Kentucky Republican Thomas Massie is blowing the whistle on a quiet attempt by the Democrats to piggyback gun control legislation onto the much anticipated national reciprocity bill heading to the floor for a vote.
The bill, known as the “Fix NICS” bill, is an Obama style regulation that, according to Massie, would require government entities to submit thousands of names into the NICS database for denial of the purchase of a firearm. The legislation is being quietly added in a Trojan Horse style by Democratic Senators Chuck Schumer and Diane Feinstein.
Massie sounded the alarm through a post on Facebook, writing on how “the Senate version of this bill is cosponsored by Senator Dianne Feintstein and Senator Chuck Schumer.”
The bill encourages administrative agencies, not the courts, to submit more names to a national database that will determine whether you can or can’t obtain a firearm. When President Obama couldn’t get Congress to pass gun control, he implemented a strategy of compelling, through administrative rules, the Veterans Administration and the Social Security Administration to submit lists of veterans and seniors, many of whom never had a day in court, to be included in the NICS database of people prohibited from owning a firearm. Only a state court, a federal (article III) court, or a military court, should ever be able to suspend your rights for any significant period of time.
The bill itself is troubling, but as Massie points out, the bill was sent through committee at breakneck speed, breaking records for fast tracked legislation by entering and exiting committee, with approval, in a matter of hours.
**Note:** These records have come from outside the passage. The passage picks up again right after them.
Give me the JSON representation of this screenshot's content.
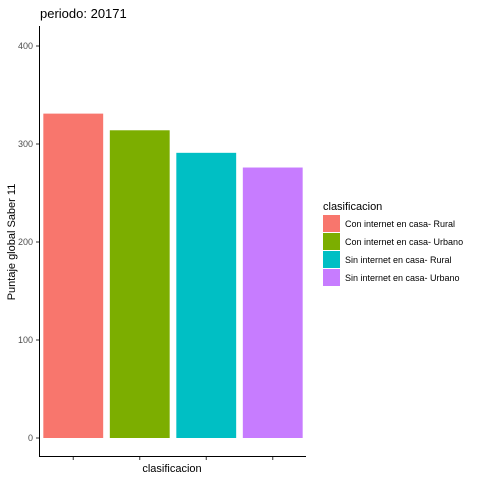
{
  "chart_data": {
    "type": "bar",
    "title": "periodo: 20171",
    "xlabel": "clasificacion",
    "ylabel": "Puntaje global Saber 11",
    "ylim": [
      0,
      420
    ],
    "yticks": [
      0,
      100,
      200,
      300,
      400
    ],
    "categories": [
      "Con internet en casa- Rural",
      "Con internet en casa- Urbano",
      "Sin internet en casa- Rural",
      "Sin internet en casa- Urbano"
    ],
    "values": [
      331,
      314,
      291,
      276
    ],
    "colors": [
      "#F8766D",
      "#7CAE00",
      "#00BFC4",
      "#C77CFF"
    ],
    "legend": {
      "title": "clasificacion",
      "position": "right"
    },
    "grid": false
  }
}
The speed at which the bill was passed meant that the bill wasn’t viewable by the public until after it had been approved.
Massie wrote that “Fix NICS” should be immediately decoupled from the reciprocity legislation and voted on separately, noting that passing Fix NICS to get reciprocity through may not result in reciprocity at all, since neither Schumer or Feinstein are going to vote for reciprocity, even with the Fix NICS legislation attached.
The Kentucky Rep also warned that since the Senate only has the Fix NICS bill with no reciprocity, and the House has Fix NICS attached to the reciprocity bill, it’s likely that Dems will vote down reciprocity, and pass through Fix NICS alone. As for Republicans, they’ll vote for it too as they already voted for it once before.
“Because Republicans already voted for it once as part of the reciprocity deal that never came to pass, they won’t have a solid footing for opposing fix-NICS as a standalone bill. Then we’ll end up with fix-NICS, which is basically an expansion of the Brady Bill, without reciprocity,” wrote Massie.
“If our House leadership insists on bringing the flawed fix-NICS bill to the floor, they shouldn’t play games,” wrote Massie. “We should vote separately on HR 38, the Concealed Carry Reciprocity Bill, and HR 4477, the fix-NICS bill. And we should be given enough time to amend the fix-NICS bill, because it needs to be fixed, if not axed.”